Левик очень злится, когда я вступаю в контакт с незнакомыми людьми на улице или в транспорте. Он говорит, что снаружи я чистоплюй, а в подкорке у меня заложена ужасная тоска по отбросам общества. Левик постоянно игнорирует тот факт, что я романист и нуждаюсь в бездне впечатлений.
Я просто вынуждена целыми днями слоняться по городу! Ибо то, что мы с Левиком считаем местом своего обитания, это полностью позабытый богом район. К нам приехал родственник из Оренбурга дядя Теодор, у него был инсульт, он уже пять лет вообще не разговаривает — двигательная функция сохранилась, а речевая атрофировалась. Так вот этот дядя Теодор вошел к нам в подъезд и сказал:
— Г р я з н о.
И с тех пор снова больше ничего не говорит.

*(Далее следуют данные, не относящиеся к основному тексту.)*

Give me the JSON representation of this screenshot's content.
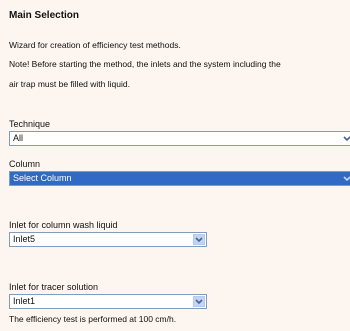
{
  "header": {
    "title": "Main Selection"
  },
  "intro": {
    "line1": "Wizard for creation of efficiency test methods.",
    "line2": "Note! Before starting the method, the inlets and the system including the",
    "line3": "air trap must be filled with liquid."
  },
  "technique": {
    "label": "Technique",
    "value": "All"
  },
  "column": {
    "label": "Column",
    "value": "Select Column"
  },
  "wash_inlet": {
    "label": "Inlet for column wash liquid",
    "value": "Inlet5"
  },
  "tracer_inlet": {
    "label": "Inlet for tracer solution",
    "value": "Inlet1"
  },
  "footer": {
    "note": "The efficiency test is performed at 100 cm/h."
  },
  "colors": {
    "background": "#fdf5ef",
    "selection_highlight": "#316ac5",
    "field_border": "#7f9db9",
    "arrow_color": "#4d6185"
  },
  "icons": {
    "dropdown": "chevron-down-icon"
  }
}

Что я могу к этому добавить?
Все такое тут не мое: и дома, и асфальт, и машины. У меня здесь совсем нет знакомых, я почти ни с кем не здороваюсь. Я не могу тут причислить себя ни к одной категории людей: ни к детям, ни к старикам, ни к женщинам.
Даже небо тут кажется не моим, хотя небо-то уж я всегда и везде рассматриваю как личную собственность. Плюс, конечно, картина из моего окна! Как мне пришлось поработать над собой, чтобы полюбить ее всей душою. Причем, только я полюбила ее, моментально мне позвонила Каринка, моя подруга, и говорит:
— Зайди ко мне! У меня в гостях знаменитая ясновидящая из Еревана. Человека видит насквозь! Все скажет — что было, что будет, сто процентов из ста! Диагнозы ставит — рентген. Кого тебе надо — приворожит, не надо — отвадит, под ее взглядом у одного армянина зарубцевалась язва желудка! Это потрясающе!..
Я сразу вспомнила, как недавно меня обчистили на Чистопрудном бульваре. Иду из своей газеты с гонораром, а мне навстречу две цыганки. С одной только взглядом встретились, и я мгновенно забилась в ее лапах.